1. Разные версии летописей о начале Руси

Как было сказано, летописи являются основой всех схем ранней истории Руси. Но они содержат такие противоречия, которые практически исключают возможность однозначного решения вопросов. В заголовке «Повести временных лет» (или, как ее еще по традиции называют, Начальной летописи) стоит вопрос: «Откуду есть пошла Руская земля, кто в Киеве нача первее княжити, и откуду Руская земля стала есть»[626]. Очевидно, один из древних историков стремился решить тот же круг проблем, которые занимают специалистов и на протяжении последних двух с лишним столетий. Поскольку вопрос сформулирован одним автором, то и ответ ожидается однозначный. Но самая нацеленность летописца на однозначное решение вопроса предполагает его знакомство и с иными версиями, которые он собирался дезавуировать. Однако, видимо, в позднейших редакциях эти версии в той или иной мере выплыли на страницы летописи, поставив и позднейших летописцев, и историков перед весьма непростым выбором. Если в рассказе о призвании Рюрика с братьями утверждается, что «от тех Варяг прозвася Руская земля», то в тексте, восходящем к «Сказанию о славянской грамоте», «Русь» отождествляется с племенем полян («поляне, яже ныне зовомая Русь») и представляется племенем, так же, как и славяне, вышедшим из Иллирии и говорившим на том же языке, что и славяне.
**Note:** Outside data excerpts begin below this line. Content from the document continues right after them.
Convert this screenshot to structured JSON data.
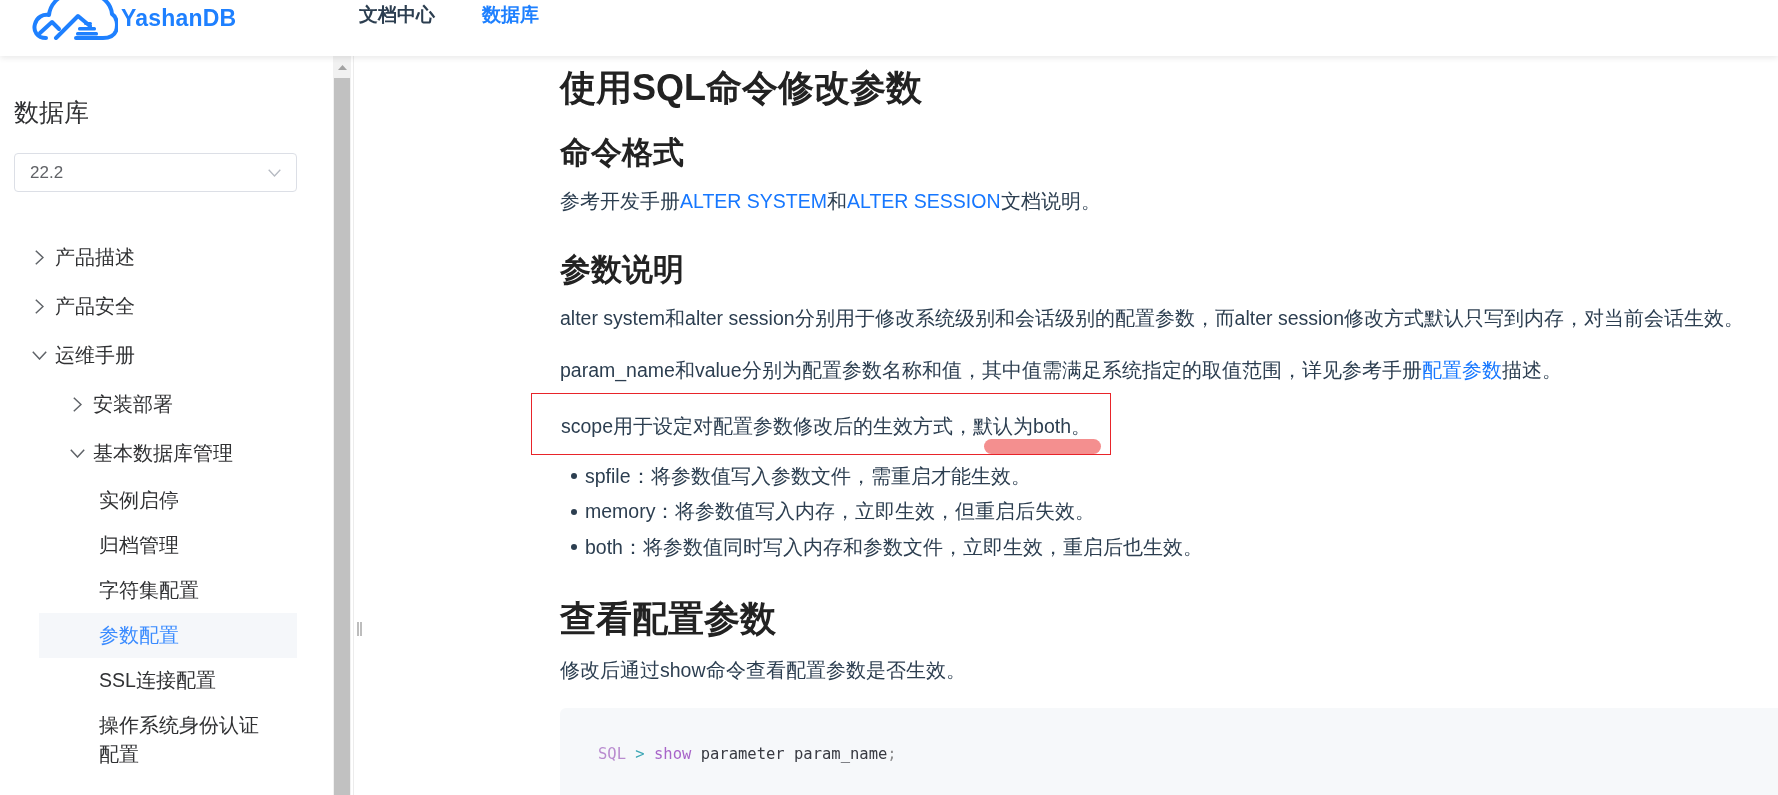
{
  "header": {
    "logo_text": "YashanDB",
    "nav": [
      {
        "label": "文档中心",
        "selected": false
      },
      {
        "label": "数据库",
        "selected": true
      }
    ]
  },
  "sidebar": {
    "title": "数据库",
    "version_select": {
      "value": "22.2"
    },
    "tree": [
      {
        "kind": "folder",
        "label": "产品描述",
        "expanded": false,
        "selected": false
      },
      {
        "kind": "folder",
        "label": "产品安全",
        "expanded": false,
        "selected": false
      },
      {
        "kind": "folder",
        "label": "运维手册",
        "expanded": true,
        "selected": false,
        "children": [
          {
            "kind": "folder",
            "label": "安装部署",
            "expanded": false,
            "selected": false
          },
          {
            "kind": "folder",
            "label": "基本数据库管理",
            "expanded": true,
            "selected": false,
            "children": [
              {
                "kind": "page",
                "label": "实例启停",
                "selected": false
              },
              {
                "kind": "page",
                "label": "归档管理",
                "selected": false
              },
              {
                "kind": "page",
                "label": "字符集配置",
                "selected": false
              },
              {
                "kind": "page",
                "label": "参数配置",
                "selected": true
              },
              {
                "kind": "page",
                "label": "SSL连接配置",
                "selected": false
              },
              {
                "kind": "page",
                "label": "操作系统身份认证配置",
                "selected": false
              }
            ]
          }
        ]
      }
    ]
  },
  "article": {
    "blocks": [
      {
        "kind": "h1",
        "text": "使用SQL命令修改参数"
      },
      {
        "kind": "h2",
        "text": "命令格式"
      },
      {
        "kind": "p",
        "parts": [
          {
            "kind": "text",
            "text": "参考开发手册"
          },
          {
            "kind": "link",
            "text": "ALTER SYSTEM"
          },
          {
            "kind": "text",
            "text": "和"
          },
          {
            "kind": "link",
            "text": "ALTER SESSION"
          },
          {
            "kind": "text",
            "text": "文档说明。"
          }
        ]
      },
      {
        "kind": "h2",
        "text": "参数说明"
      },
      {
        "kind": "p",
        "parts": [
          {
            "kind": "text",
            "text": "alter system和alter session分别用于修改系统级别和会话级别的配置参数，而alter session修改方式默认只写到内存，对当前会话生效。"
          }
        ]
      },
      {
        "kind": "p",
        "parts": [
          {
            "kind": "text",
            "text": "param_name和value分别为配置参数名称和值，其中值需满足系统指定的取值范围，详见参考手册"
          },
          {
            "kind": "link",
            "text": "配置参数"
          },
          {
            "kind": "text",
            "text": "描述。"
          }
        ]
      },
      {
        "kind": "p",
        "annotated": true,
        "parts": [
          {
            "kind": "text",
            "text": "scope用于设定对配置参数修改后的生效方式，默认为both。"
          }
        ]
      },
      {
        "kind": "ul",
        "items": [
          "spfile：将参数值写入参数文件，需重启才能生效。",
          "memory：将参数值写入内存，立即生效，但重启后失效。",
          "both：将参数值同时写入内存和参数文件，立即生效，重启后也生效。"
        ]
      },
      {
        "kind": "h1",
        "text": "查看配置参数"
      },
      {
        "kind": "p",
        "parts": [
          {
            "kind": "text",
            "text": "修改后通过show命令查看配置参数是否生效。"
          }
        ]
      },
      {
        "kind": "code",
        "tokens": [
          {
            "kind": "prompt",
            "text": "SQL"
          },
          {
            "kind": "operator",
            "text": " > "
          },
          {
            "kind": "keyword",
            "text": "show"
          },
          {
            "kind": "plain",
            "text": " parameter param_name"
          },
          {
            "kind": "punctuation",
            "text": ";"
          }
        ]
      }
    ]
  }
}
Со времен Татищева признается, что дошедшая до нас редакция летописи сложилась в начале XII в. О времени же происхождения и характере более ранних исторических сочинений мнения специалистов существенно расходятся. Особенно важна при этом проблема зарождения летописной традиции, поскольку от решения именно этого вопроса во многом зависит оценка тех или иных сведений. Один из крупнейших специалистов по истории летописания A.A. Шахматов первые летописные сочинения связывал с утверждением в конце 30-х гг. XI столетия митрополии византийского подчинения, (в качестве своеобразной справки для Константинополя). Но «Сказание о славянской грамоте», внесенное в летопись и датированное по болгарской эре (эра ориентировалась на лунный календарь, и обозначенный в летописи 6406 г. от «сотворения мира» означал 893 – 894 гг., когда на соборе в Болгарии было принято решение о «преложении» книг на славянский язык, тогда как по константинопольской эре это был бы 898, а по старой византийской 902 г.). И не случайно, что Н.К. Никольский, а вслед за ним М.Н. Тихомиров, Б.А. Рыбаков, Л.В. Черепнин первые летописные труды датировали концом X в. (Личность летописца, закончившего свой труд в 996 г., весьма колоритна и по языку, и по свободному образу мыслей). Какие-то записи должны были появиться и в христианской общине, упоминаемой под 944 г. при христианской церкви Ильи. (Обряд христианских погребений этого времени указывал на Подунавье и церковь, независимую ни от Рима, ни от Константинополя. Более обстоятельно об этом будет сказано в следующей главе.)

Отправляясь от факта множественности истоков раннего летописания, можно ставить вопрос и о выделении разных источников и самостоятельных историографических традиций, вошедших в позднейшие своды. Естественно, что между различными центрами и идеями шла борьба, в ходе которой памятники письменности могли уничтожаться или переделываться. Так, летописец, внесший в свод корсунскую версию крещения Владимира, отвергал киевскую и василевскую, а также какие-то иные, им не названные. (А согласно внелетописным источникам, поход князя на Корсунь состоялся спустя два года после крещения). Как правило, разные версии соединялись в одной летописи уже в такое время или в таком месте, когда и где острота противоречий не особенно ощущалась. В летописи противоположные версии часто сохраняются в урезанном виде, как бы освобожденными от публицистической заостренности. Поэтому и сам факт противоречий не всегда легко обнаружить.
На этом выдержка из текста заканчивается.